After the Nobel Prize-winning 2015 observation of gravitational waves from colliding black holes, the LIGO and Virgo experiments now routinely measure these gravitational disturbances the way that other telescopes might measure gamma ray bursts. The ripples pass through the LIGO and Virgo observatories, which split laser beams, send them down mile-plus-long pipes, and rejoin the beams on a detector. A gravitational wave would cause one of the lasers’ paths to change, producing subatomic-sized interference patterns after the beams are united.
Black hole collisions have become nearly routine, but neutron star collisions have produced a host of interesting science results, since they also come with a corresponding electromagnetic signal. The resulting explosion, called a “kilonova,” provides the energy required to produce many of the elements heavier than iron, even in our own solar system.
These collisions also provide a way to measure how quickly the universe is expanding by comparing the wavelength of the resulting flash to the distance that the gravitational waves had to travel to arrive at the Earth. LIGO and Virgo Scientists measured evidence of a second neutron star collision on April 25.

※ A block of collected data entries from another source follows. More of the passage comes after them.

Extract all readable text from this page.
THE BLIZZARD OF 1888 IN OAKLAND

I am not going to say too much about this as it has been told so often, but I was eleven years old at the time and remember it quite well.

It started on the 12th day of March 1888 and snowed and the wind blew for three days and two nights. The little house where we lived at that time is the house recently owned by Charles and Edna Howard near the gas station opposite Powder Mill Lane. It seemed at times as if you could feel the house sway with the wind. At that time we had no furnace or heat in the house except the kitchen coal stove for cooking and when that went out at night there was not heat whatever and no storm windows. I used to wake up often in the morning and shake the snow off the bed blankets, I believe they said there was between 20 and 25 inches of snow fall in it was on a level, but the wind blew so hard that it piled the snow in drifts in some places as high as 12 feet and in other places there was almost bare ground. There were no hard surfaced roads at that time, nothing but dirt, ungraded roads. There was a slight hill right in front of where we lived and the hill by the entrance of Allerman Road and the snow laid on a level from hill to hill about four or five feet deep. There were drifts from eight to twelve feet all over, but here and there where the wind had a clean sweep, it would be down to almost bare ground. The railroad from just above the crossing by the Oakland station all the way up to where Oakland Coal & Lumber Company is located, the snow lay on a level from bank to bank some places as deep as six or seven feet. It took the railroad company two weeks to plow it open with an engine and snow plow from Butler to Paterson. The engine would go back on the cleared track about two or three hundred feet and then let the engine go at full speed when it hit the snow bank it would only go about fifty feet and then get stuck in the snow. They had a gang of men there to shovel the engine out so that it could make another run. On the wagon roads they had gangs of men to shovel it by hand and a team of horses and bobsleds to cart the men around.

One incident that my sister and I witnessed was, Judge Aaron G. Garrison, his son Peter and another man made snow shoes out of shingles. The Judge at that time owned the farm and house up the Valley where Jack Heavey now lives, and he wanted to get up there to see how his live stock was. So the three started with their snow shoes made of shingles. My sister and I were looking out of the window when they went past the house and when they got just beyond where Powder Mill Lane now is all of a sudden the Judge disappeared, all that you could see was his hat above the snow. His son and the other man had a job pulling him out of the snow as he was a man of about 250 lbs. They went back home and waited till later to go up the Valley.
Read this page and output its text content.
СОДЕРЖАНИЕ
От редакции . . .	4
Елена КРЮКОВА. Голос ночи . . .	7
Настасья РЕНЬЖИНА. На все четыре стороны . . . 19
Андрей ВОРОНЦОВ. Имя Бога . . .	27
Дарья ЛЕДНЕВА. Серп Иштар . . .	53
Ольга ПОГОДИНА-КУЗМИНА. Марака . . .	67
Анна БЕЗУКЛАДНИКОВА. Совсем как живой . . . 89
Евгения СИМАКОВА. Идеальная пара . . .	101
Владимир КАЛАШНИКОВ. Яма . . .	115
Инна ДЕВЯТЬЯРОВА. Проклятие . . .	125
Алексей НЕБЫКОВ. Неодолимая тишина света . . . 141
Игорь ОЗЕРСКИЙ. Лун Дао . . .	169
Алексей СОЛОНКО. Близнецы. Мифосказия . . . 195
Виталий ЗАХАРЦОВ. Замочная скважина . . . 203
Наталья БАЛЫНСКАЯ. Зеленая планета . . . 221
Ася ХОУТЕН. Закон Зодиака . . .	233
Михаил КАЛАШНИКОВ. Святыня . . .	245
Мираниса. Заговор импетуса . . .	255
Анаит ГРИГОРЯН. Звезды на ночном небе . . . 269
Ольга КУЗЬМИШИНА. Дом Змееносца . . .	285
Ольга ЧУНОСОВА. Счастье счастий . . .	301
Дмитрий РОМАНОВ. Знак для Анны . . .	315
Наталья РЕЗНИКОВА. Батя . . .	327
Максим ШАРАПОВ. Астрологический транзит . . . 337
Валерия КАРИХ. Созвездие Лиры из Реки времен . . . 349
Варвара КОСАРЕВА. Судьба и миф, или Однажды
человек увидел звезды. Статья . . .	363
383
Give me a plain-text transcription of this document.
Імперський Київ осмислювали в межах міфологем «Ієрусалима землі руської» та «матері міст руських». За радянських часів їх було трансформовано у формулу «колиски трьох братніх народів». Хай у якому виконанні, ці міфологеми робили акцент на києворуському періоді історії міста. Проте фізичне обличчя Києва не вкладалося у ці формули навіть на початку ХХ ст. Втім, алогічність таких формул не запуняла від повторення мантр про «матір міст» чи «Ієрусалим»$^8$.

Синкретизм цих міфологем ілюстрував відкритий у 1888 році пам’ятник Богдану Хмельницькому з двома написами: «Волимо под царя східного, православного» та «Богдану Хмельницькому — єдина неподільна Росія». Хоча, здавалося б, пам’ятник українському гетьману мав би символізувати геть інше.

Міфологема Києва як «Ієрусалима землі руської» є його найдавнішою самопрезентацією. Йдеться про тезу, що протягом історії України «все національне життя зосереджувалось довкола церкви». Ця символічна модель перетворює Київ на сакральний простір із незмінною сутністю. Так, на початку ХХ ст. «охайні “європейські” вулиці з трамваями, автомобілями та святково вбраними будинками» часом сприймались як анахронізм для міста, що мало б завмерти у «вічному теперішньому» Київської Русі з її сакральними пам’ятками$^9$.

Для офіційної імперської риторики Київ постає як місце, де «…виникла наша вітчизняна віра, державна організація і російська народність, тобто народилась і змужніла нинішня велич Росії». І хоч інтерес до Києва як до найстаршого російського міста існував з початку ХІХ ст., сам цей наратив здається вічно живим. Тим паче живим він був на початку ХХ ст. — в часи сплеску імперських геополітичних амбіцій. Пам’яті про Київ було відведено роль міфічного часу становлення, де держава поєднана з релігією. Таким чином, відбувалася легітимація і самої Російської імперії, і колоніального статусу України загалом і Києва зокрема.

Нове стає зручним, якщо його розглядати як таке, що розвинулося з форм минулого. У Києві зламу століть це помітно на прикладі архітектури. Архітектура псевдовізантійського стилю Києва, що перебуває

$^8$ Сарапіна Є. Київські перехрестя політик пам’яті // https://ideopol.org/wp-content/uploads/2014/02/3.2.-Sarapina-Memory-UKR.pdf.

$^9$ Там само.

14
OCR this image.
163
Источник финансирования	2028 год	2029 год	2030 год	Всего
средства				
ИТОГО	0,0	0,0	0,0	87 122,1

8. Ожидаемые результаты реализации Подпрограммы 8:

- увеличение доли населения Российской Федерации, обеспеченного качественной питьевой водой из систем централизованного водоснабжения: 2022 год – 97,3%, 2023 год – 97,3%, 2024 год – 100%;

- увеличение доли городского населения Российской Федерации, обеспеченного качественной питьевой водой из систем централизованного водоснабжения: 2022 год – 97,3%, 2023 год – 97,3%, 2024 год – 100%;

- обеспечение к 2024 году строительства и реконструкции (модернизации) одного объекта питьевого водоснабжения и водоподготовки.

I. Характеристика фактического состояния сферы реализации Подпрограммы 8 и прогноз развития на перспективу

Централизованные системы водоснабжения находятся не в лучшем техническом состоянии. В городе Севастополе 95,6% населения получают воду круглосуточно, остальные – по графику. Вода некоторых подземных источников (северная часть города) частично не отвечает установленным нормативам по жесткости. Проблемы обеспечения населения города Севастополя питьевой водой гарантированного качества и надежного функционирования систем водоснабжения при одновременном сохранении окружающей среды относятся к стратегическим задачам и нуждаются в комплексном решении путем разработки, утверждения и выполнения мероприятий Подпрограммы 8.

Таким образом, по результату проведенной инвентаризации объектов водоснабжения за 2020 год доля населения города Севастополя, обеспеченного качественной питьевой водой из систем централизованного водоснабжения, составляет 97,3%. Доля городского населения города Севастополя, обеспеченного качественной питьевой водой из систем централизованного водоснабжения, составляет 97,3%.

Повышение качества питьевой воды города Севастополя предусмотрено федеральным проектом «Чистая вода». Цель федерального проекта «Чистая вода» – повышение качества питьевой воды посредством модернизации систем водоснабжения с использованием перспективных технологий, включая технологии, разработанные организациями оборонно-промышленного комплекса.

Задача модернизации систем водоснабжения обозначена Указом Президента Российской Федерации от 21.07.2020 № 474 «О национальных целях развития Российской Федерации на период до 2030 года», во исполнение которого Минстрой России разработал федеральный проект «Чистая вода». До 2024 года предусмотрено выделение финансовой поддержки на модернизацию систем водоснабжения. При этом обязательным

But the detectors had never spotted a black hole colliding with a neutron star — until the next day, April 26. This detection could be helpful in multiple ways. It’s a first, so that’s interesting on its own. But it can also help scientists explain where in the universe such pairs form, as well as the orientation of the black hole as it spins compared to its binary partner. It would provide an even better way to measure the universe’s expansion, Salvatore Vitale, assistant professor at the LIGO Lab of MIT, said during the press conference.
There’s currently a discrepancy between the various ways that scientists measure how fast the universe is expanding, so any additional independent measurements help.
LIGO and Virgo announce detections mainly through GCN Circulars, which provide various pieces of evidence to astronomers around the world, including the approximate location of the source that produced the waves, the chance that the detectors spotted a false alarm, and what might have produced the signal.
“The follow-up community is really excited that things are happening again,” Edo Berger, professor of astronomy at Harvard University, told Gizmodo. He explained that one of his students was giving a Ph.D defence when the April 26 signal came in, setting off alerts on both of their phones.
But following up on all these signals has been and will continue to be challenging, Berger said. At present, he felt that there’s some potentially useful gravitational wave data missing from the GCN circulars, especially given how valuable telescope time can be. “The more information we have, the more clarity we’re going to have” about which events to follow up on. He explained that the April 26 event came with a relatively high chance that it was a false alarm.
Still, it’s a thrilling time for astrophysics—neutron star collisions might come in each month, and black hole collisions even more frequently, from much farther out in the universe. More data will tell us more about these powerful events than ever before. For now, the gravitational wave detectors are more sensitive than ever, and will receive further upgrades at the end of this observing run in spring 2020.
A Japanese detector, KAGRA, will join the group then, too. While there are some growing pains and the usual issues that come with any large effort, world-wide collaboration between different kinds of observatories is teaching scientists more about the universe than ever before.